Заметим, что в этом случае более полные начала при гипостазировании менее полного начала как бы “экранируются” им, могут выразить свою полноту только в меру полноты господствующего начала и в этом сливаются с ним (рис. 22).

Та определенность, которая выходит за рамки господствующего начала (область С на рис. 22) становится неразличимой, превращаясь в границу доминирующего начала (в границу А (справа) на рис. 22).

Соловьев пытался выразить различие положительных и отрицательных начал через невозможность доминирования последних или по крайней мере невозможность слишком выраженной степени такого доминирования. Трубецкой резонно замечает, что в этом случае не было бы необходимости в критике отвлечённых (отрицательных) начал (Ibid). Более к месту здесь замечание Соловьева о религиозном характере положительных начал, в отличие от рационального характера начал отрицательных. В этом случае следует иметь в виду два способа доминирования начала: 1)”религиозный” – положительное начало доминирует только до тех пор, пока ростом абсолютного в реальной онтологии не будет исчерпана заложенная в нём полнота. И даже в момент доминирования положительное начало укоренено в сущем, стяжённо содержит его в себе, 2)”рациональный”– отрицательное начало может нарушать и задерживать ход абсолютизации своим доминированием, что возможно только на основе отпадения этого начала от абсолютного, замыкания в собственной самости.

Следует заметить – и этим мы удовлетворим и точку зрения Трубецкого, – что первый тип доминирования (положительное гипостазирование) может быть свойственен и не религиозным (по их оценке в культуре) началам, а второй тип (отрицательное гипостазирование) – и началам внешне религиозным.

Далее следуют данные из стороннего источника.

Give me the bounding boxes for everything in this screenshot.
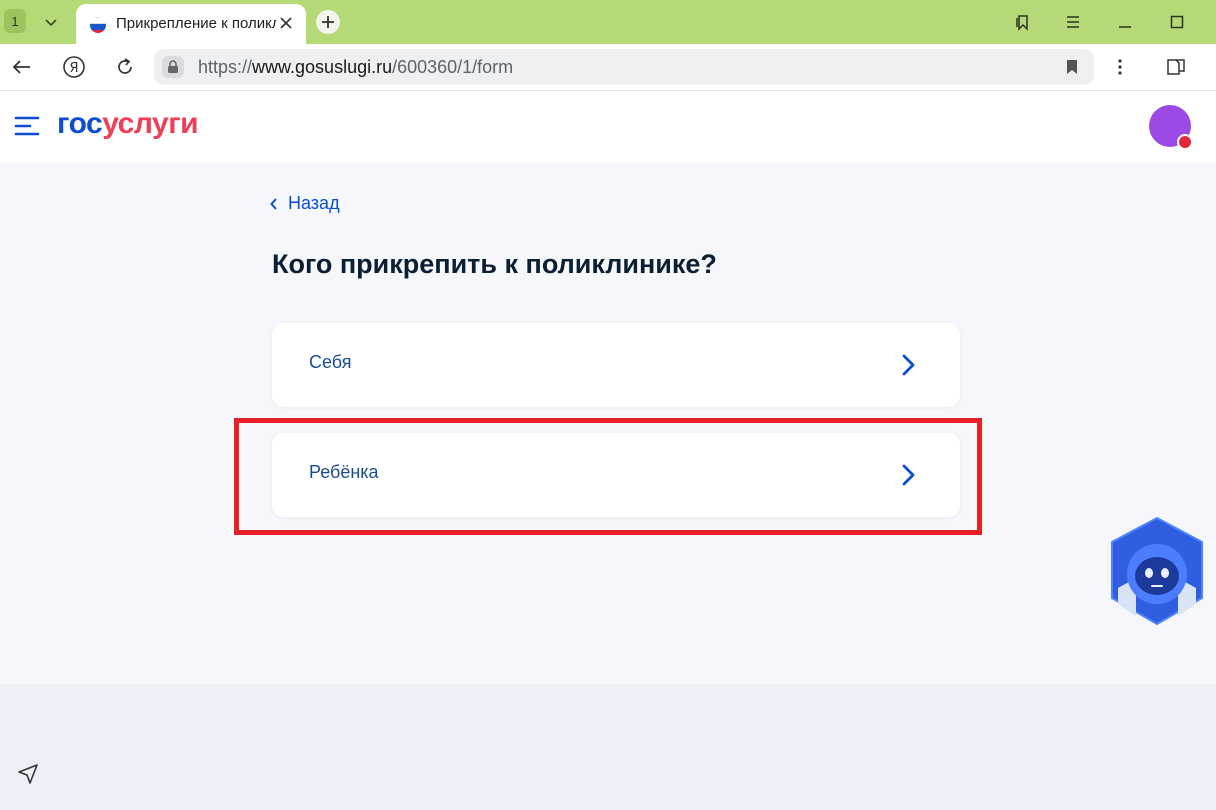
reload-button[interactable] bbox=[111, 53, 139, 81]
tab-title: Прикрепление к поликлинике bbox=[116, 15, 276, 32]
lock-icon[interactable] bbox=[162, 56, 184, 78]
new-tab-button[interactable] bbox=[316, 10, 340, 34]
svg-text:Я: Я bbox=[69, 61, 78, 76]
close-tab-icon[interactable] bbox=[276, 13, 296, 33]
option-label: Себя bbox=[309, 352, 352, 372]
active-tab[interactable]: Прикрепление к поликлинике bbox=[76, 4, 306, 44]
page-footer bbox=[0, 684, 1216, 810]
location-arrow-icon[interactable] bbox=[16, 762, 40, 786]
browser-tab-strip: 1 Прикрепление к поликлинике bbox=[0, 0, 1216, 44]
plus-icon bbox=[322, 16, 334, 28]
chevron-right-icon bbox=[902, 354, 915, 376]
menu-burger-icon[interactable] bbox=[14, 115, 40, 137]
browser-navigation-bar: Я https://www.gosuslugi.ru/600360/1/form bbox=[0, 44, 1216, 91]
bookmark-icon[interactable] bbox=[1062, 57, 1082, 77]
arrow-left-icon bbox=[12, 60, 30, 74]
bookmarks-icon bbox=[1016, 15, 1028, 31]
russian-flag-icon bbox=[90, 17, 106, 33]
site-header: госуслуги bbox=[0, 91, 1216, 163]
robot-assistant-icon[interactable] bbox=[1106, 516, 1208, 626]
maximize-icon bbox=[1170, 15, 1184, 29]
yandex-button[interactable]: Я bbox=[60, 53, 88, 81]
option-self[interactable]: Себя bbox=[272, 323, 960, 407]
back-link[interactable]: Назад bbox=[270, 193, 340, 214]
collections-button[interactable] bbox=[1010, 10, 1036, 34]
maximize-button[interactable] bbox=[1164, 10, 1190, 34]
tab-list-button[interactable] bbox=[36, 8, 66, 36]
more-vertical-icon bbox=[1118, 59, 1122, 75]
back-button[interactable] bbox=[8, 53, 36, 81]
chevron-down-icon bbox=[45, 19, 57, 27]
url-text: https://www.gosuslugi.ru/600360/1/form bbox=[198, 57, 513, 78]
notification-dot bbox=[1177, 134, 1193, 150]
logo-part-uslugi: услуги bbox=[102, 107, 199, 140]
highlight-frame bbox=[234, 418, 982, 535]
reload-icon bbox=[118, 58, 132, 74]
address-bar[interactable]: https://www.gosuslugi.ru/600360/1/form bbox=[154, 49, 1094, 85]
sidebar-panel-icon bbox=[1167, 59, 1185, 75]
menu-button[interactable] bbox=[1060, 10, 1086, 34]
url-prefix: https:// bbox=[198, 57, 253, 77]
main-content: Назад Кого прикрепить к поликлинике? Себ… bbox=[0, 163, 1216, 684]
logo-part-gos: гос bbox=[57, 107, 103, 140]
minimize-button[interactable] bbox=[1112, 10, 1138, 34]
minimize-icon bbox=[1119, 26, 1131, 28]
sidebar-button[interactable] bbox=[1162, 53, 1190, 81]
back-link-label: Назад bbox=[288, 193, 340, 213]
url-host: www.gosuslugi.ru bbox=[252, 57, 393, 77]
page-title: Кого прикрепить к поликлинике? bbox=[272, 249, 717, 279]
gosuslugi-logo[interactable]: госуслуги bbox=[57, 107, 199, 141]
tab-count-badge[interactable]: 1 bbox=[4, 9, 26, 33]
more-options-button[interactable] bbox=[1106, 53, 1134, 81]
url-path: /600360/1/form bbox=[392, 57, 514, 77]
hamburger-icon bbox=[1067, 16, 1079, 28]
yandex-icon: Я bbox=[63, 56, 85, 78]
chevron-left-icon bbox=[270, 197, 277, 210]
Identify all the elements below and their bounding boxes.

Наконец, в “Критике” Соловьев развивает идеи “становящегося абсолютного” (глава 44). Инаковость второго абсолютного и его потенциальность Соловьев начинает трактовать как становление абсолютного. Тогда первое абсолютное выступает идеальным пределом этого становления, а во втором абсолютном появляется начало чистого ничто – противоположного предела второго абсолютного. Пример второго абсолютного – сам человек, т.е. относительный субъект. Т.о. в концепции “становящегося абсолютного” Соловьев переходит на точку зрения относительного субъекта, хотя еще и рассматривая его как второе абсолютное, подсубъект абсолютного субъекта. Становящееся абсолютное – это душа мира, т.е. субъект, имеющий своим телом вселенную. Впервые свою собственную, хотя еще и идеально-потенциальную, действительность мировой субъект (душа мира) получает в человеке, в его разуме. Теперь формула “Я есмь”, формула сущего, применяется Соловьевым к человеку, т.е. относительному субъекту. Он сохраняет в себе структуру абсолютного, но теперь она инверсна к структуре абсолютного субъекта: идеей, т.е. материей, для относительного субъекта (человека) выступает идеальный предел первого абсолютного (сущего), и наоборот: сущее человека, его “Я есмь” укоренено в становящейся и двойственный природе второго абсолютного (Идее). Соловьев пишет: “... человек есть безусловно-сущий, самостоятельный субъект всех своих действий и состояний, в этом качестве (т.е. как сущий – В.М.) он одинаково есть субъект как своего божественного (нормального) состояния, когда он находится во всеединстве, так и своего внебожественного, ненормального состояния, когда он утверждается в себе исключительно...” (I, т.1, С.715). Сущее человека – источник его абсолютной свободы, в том числе свободы от самого абсолютного (от Бога, где Бог – это и есть первое абсолютное, но уже с точки зрения человека как относительного субъекта). В связи с этим возникают два порядка бытия: 1) порядок метафизический и логический, в нём prius (первое) – это Бог (вспомним здесь «постулат упорядочивающей условности»), 2) порядок генетический, в котором prius – то, что становится (Человек). “Что в одном порядке есть первое, то в другом становится последним, первое по существу, абсолютное, становится последним в процессе, во времени” (I, т.1, с.717). Генетический порядок предполагает метафизический порядок как уже пред-данный.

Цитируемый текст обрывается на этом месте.